St. Mary’s High School junior Kasey Feldtmose saw an opportunity after she and five other students attended the University of Baltimore Cyber Discovery Camp after her freshman year.
Her interest in cyber engineering was piqued and she took action.
“After the six of us came back from the program, we realized that we needed something more at St. Mary’s,” Feldtmose said.
Claire Dillon, St. Mary’s Cyber Literacy teacher, said the teens who attended the program were so excited that it made St. Mary’s realize it needed to expand its curricula.
“The kids came to us and said, ‘we can’t stop right here; we’ve got to do something like this at school.’ Their excitement and enthusiasm was telling,” she said.
This enthusiasm was the driving force behind a new program at the school – the St. Isidore Cyber Program. Kevin Nolten, the director of Academic Outreach at the Cyber Innovation Center in Louisiana, said the St. Mary’s program is one of a few programs around the country focused specifically on cyber security.
While the program has been in development since last fall, this is St. Mary’s first year of implementation. It differs from other STEM programs around the county because it is offered to every student in the school. It incorporates Liberal Arts and it provides preparation for industry certifications, said Connie Coker, director of technology at St. Mary’s.
“Cyber-related issues are taking off in banking, health care, law, retail, government, the entertainment industry, personal finance, identity theft, you name it… and quite frankly, our education, workforce and government regulations can’t keep up the pace…” Coker said. “Our goal isn’t to churn out programmers. We developed the St. Isidore Cyber Program so that every St. Mary’s graduate will be exposed to these rather new, very relevant skills and ideas and use them as a foundation as they further explore.”

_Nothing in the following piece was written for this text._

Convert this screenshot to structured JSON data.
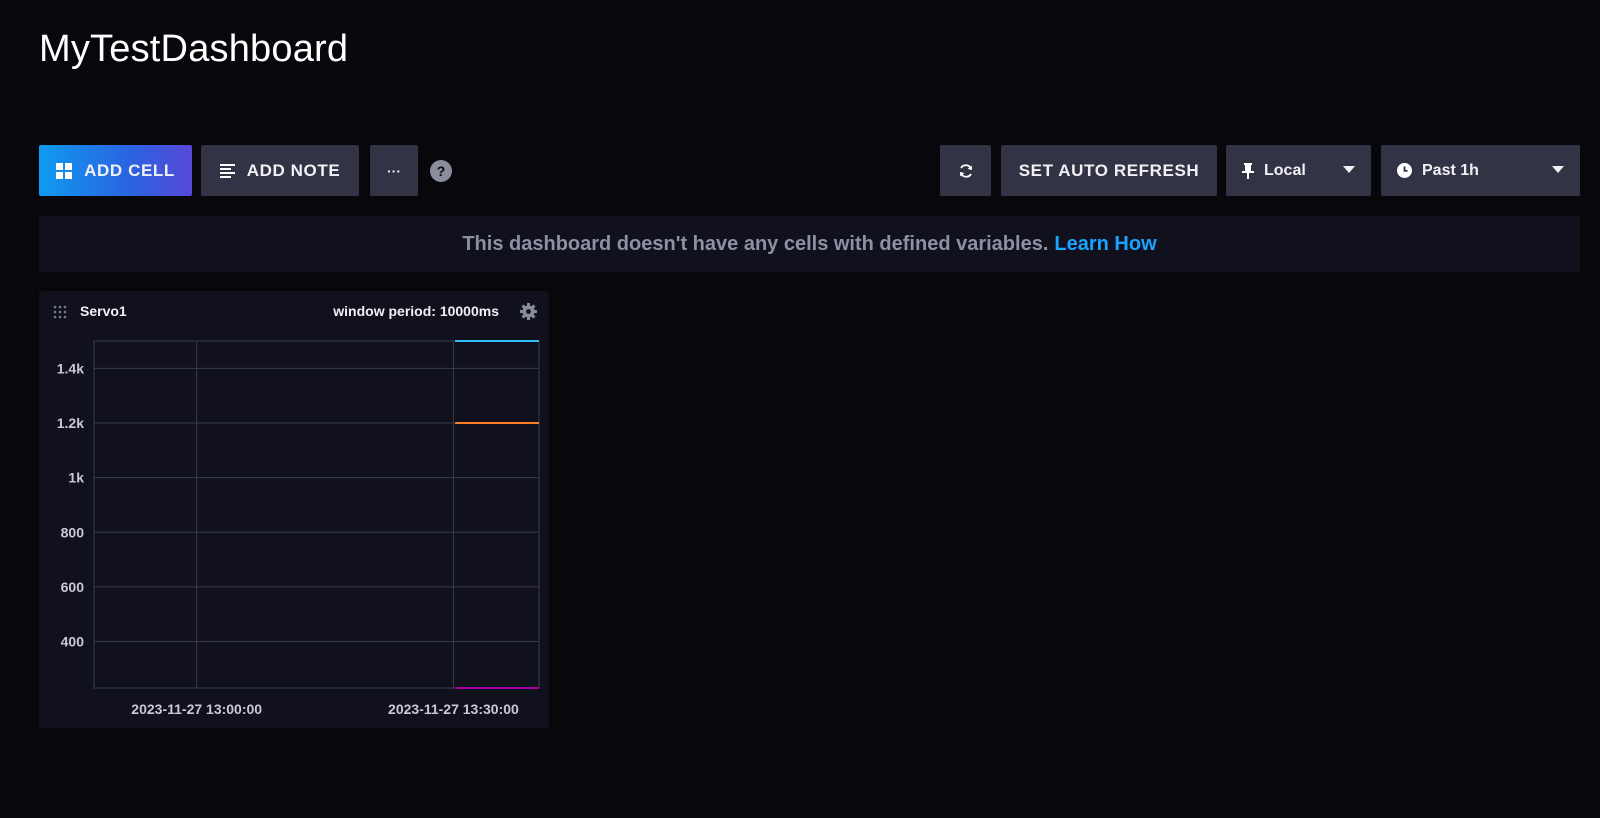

Students aren’t the only ones learning. Because the program is new, Dillon and two other St. Mary’s instructors – Jamie Schlie, Honors Cyber Science teacher, and Sam Vecrumba, physics teacher – completed hours learning the curricula and spent a week in Dallas at the Cyber Innovation Center’s ‘Education Discovery Forum’ for hands-on professional development.
Starting this year, every ninth grade St. Mary’s student is required to take its new Cyber Literacy course. The course exposes students to cyber by blending electricity, programming and robotics with significant investigations into the liberal arts and humanities. For example, as students are learning to program, they will also read Isaac Asimov’s iRobot and debate the ethics of artificial intelligence.
Coker said that while programming skills are important, the liberal arts are key to the success of the program. The curriculum also prepares every student with the skills needed to pass CompTIA’s IT Fundamentals certification. If they choose to take this exam, students could receive an industry certification as ninth graders.
While some students will decide one year of cyber is enough; others such as Feldtmose, may want to dive deeper. A series of courses is available, Honors Cyber Science, Honors Physics and AP Computer Science.
Although Honors Physics existed at St. Mary’s, it was re-vamped to include cyber studies. AP Computer Science Principles will be added to the curriculum next year as the program’s capstone course. The curricula is collaborative, project-based and also requires field experience.
“We’re reaching out to area organizations letting them know that St. Mary’s High School is diving in to cyber and wants to join forces,” said Coker about the field experience. “Garnering a notion of real-world application for our students is key to the program’s success.”
Those who complete all courses and field experience with a local cyber-related organization will receive a Cyber Program certificate upon graduation, and potentially graduate with industry certifications. Twenty-two sophomore and junior students, including nine female students, are now taking Honors Cyber Science. Recruiting and sustaining female interest is a goal, Coker said.
Feldtmose encourages students to take advantage of the new curricula.
“Definitely explore the options that are provided to you; get involved in cyber studies,” she said. “I’ve learned so much more than I ever thought I would. It [the program] showed me how much more there is to the cyber security world.”
The school has also enhanced its offerings in its elementary school (K-8) to expose students to the current curricula. All K-8th grade students now take a project-based STEM course and there are two robotics teams comprised of students in grades 5-8.
“Our hope is that the foundation students are getting in our elementary school will elevate the St. Isidore Cyber Program in our high school,” Coker said.